CHAPTER ONE.
Containing a General
Introduction,
wherein is treated the Origin and Value of this Art,
together with the Earliest Writers on the Subject; as well as the Present
Author’s Plan.
Men were too little gifted, had
it been given him solely to use his intellect and to work out, however cleverly, in the solitude of his own mind, the whole
scheme of human knowledge, and had he not at the same time been granted the
power of speech. “But what
bounds”, says Erycius Puteanus, in Orat.,
13, De Palastr. Bon. Ment. “are to be placed to the subtlety of the human
intellect! After that wonder of
nature or of human perseverance had lost its value, every man tried then to talk
without his voice. It was not
enough to express the mind’s meaning through the medium of the voice, unless
those too who were at a distance and those who were to come after us were to
hear what was said. The tongue’s
activity was held by men to be wholly incomplete unless assisted by the used of
the pen.” That
is, by Writing. Now this device of
writing is to a degree exact, and preeminently for this reason is it, as
Pierre Gregoire, Art. Mir. Bk.XVI.c.11, has
remarked, that the art of writing is held in high esteem by the Hebrews.
It is also a most wonderful device.
For if the power to express the mind’s thoughts by means of articulate
words, whereof the sum makes connected sense, is a wonderful and, as the same Gregoire,
De Repub., Bk.XVI.c.2, says an almost
divine gift, certainly to fix fast by letters and signs the sound and sense of
the fleeting voice will prove to be a power far more wonderful still, and one
withal most useful not alone to the present age, but to future generations as
well. Furthermore, nothing could be more wonderful than the fact
that out of such a very small number of letters, only twenty-three in all, so
many different words in every language can be formed, - words every one of which
is quite unlike every other, - and that, besides these, there is an almost
infinite number of words not yet invented or heard, which anyone can construct
for himself. But the following fact
would make the matter almost incredible, did we not see the thing with our own
eyes, - the fact, namely, that the words, real or imaginary, formed simply from
consonants separated by vowels, are so many in number.

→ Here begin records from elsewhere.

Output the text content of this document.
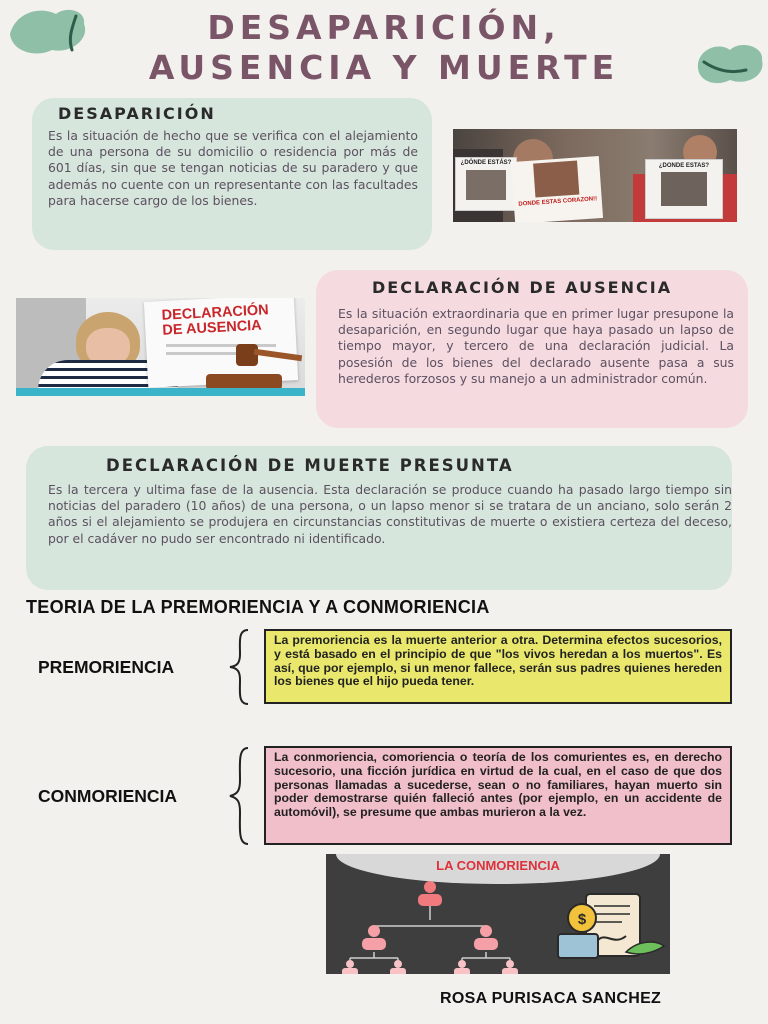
DESAPARICIÓN,
AUSENCIA Y MUERTE
DESAPARICIÓN
Es la situación de hecho que se verifica con el alejamiento de una persona de su domicilio o residencia por más de 601 días, sin que se tengan noticias de su paradero y que además no cuente con un representante con las facultades para hacerse cargo de los bienes.
¿DÓNDE ESTÁS?
DONDE ESTAS CORAZON!!
¿DONDE ESTAS?
DECLARACIÓN
DE AUSENCIA
DECLARACIÓN DE AUSENCIA
Es la situación extraordinaria que en primer lugar presupone la desaparición, en segundo lugar que haya pasado un lapso de tiempo mayor, y tercero de una declaración judicial. La posesión de los bienes del declarado ausente pasa a sus herederos forzosos y su manejo a un administrador común.
DECLARACIÓN DE MUERTE PRESUNTA
Es la tercera y ultima fase de la ausencia. Esta declaración se produce cuando ha pasado largo tiempo sin noticias del paradero (10 años) de una persona, o un lapso menor si se tratara de un anciano, solo serán 2 años si el alejamiento se produjera en circunstancias constitutivas de muerte o existiera certeza del deceso, por el cadáver no pudo ser encontrado ni identificado.
TEORIA DE LA PREMORIENCIA Y A CONMORIENCIA
PREMORIENCIA
La premoriencia es la muerte anterior a otra. Determina efectos sucesorios, y está basado en el principio de que "los vivos heredan a los muertos". Es así, que por ejemplo, si un menor fallece, serán sus padres quienes hereden los bienes que el hijo pueda tener.
CONMORIENCIA
La conmoriencia, comoriencia o teoría de los comurientes es, en derecho sucesorio, una ficción jurídica en virtud de la cual, en el caso de que dos personas llamadas a sucederse, sean o no familiares, hayan muerto sin poder demostrarse quién falleció antes (por ejemplo, en un accidente de automóvil), se presume que ambas murieron a la vez.
LA CONMORIENCIA
$
ROSA PURISACA SANCHEZ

If combinations formed from consonants alone could be uttered, as they
can be written, Good Heavens! what
an extraordinary number of new words we could continue to make day after day!
And yet this very device of writing is not less useful than it is
wonderful, as Pliny, Nat.Hist. XIII,22, has
very truly said. We know that in
the use of this one thing the humanity of life, memory, and man’s immortality
find their greatest support. It
serves the Humanity of Life, for by
means of it we can converse with those who are far removed in place from us.
It is of service to Memory,
for, according to Cassiodorus, Variar., Bk.XI., 18,
in writing is preserved the faithful record of human actions.
And finally, it contributes to Immortality, since by its means we can look out for the welfare of future generations
and at the same time secure a certain immortality ourselves.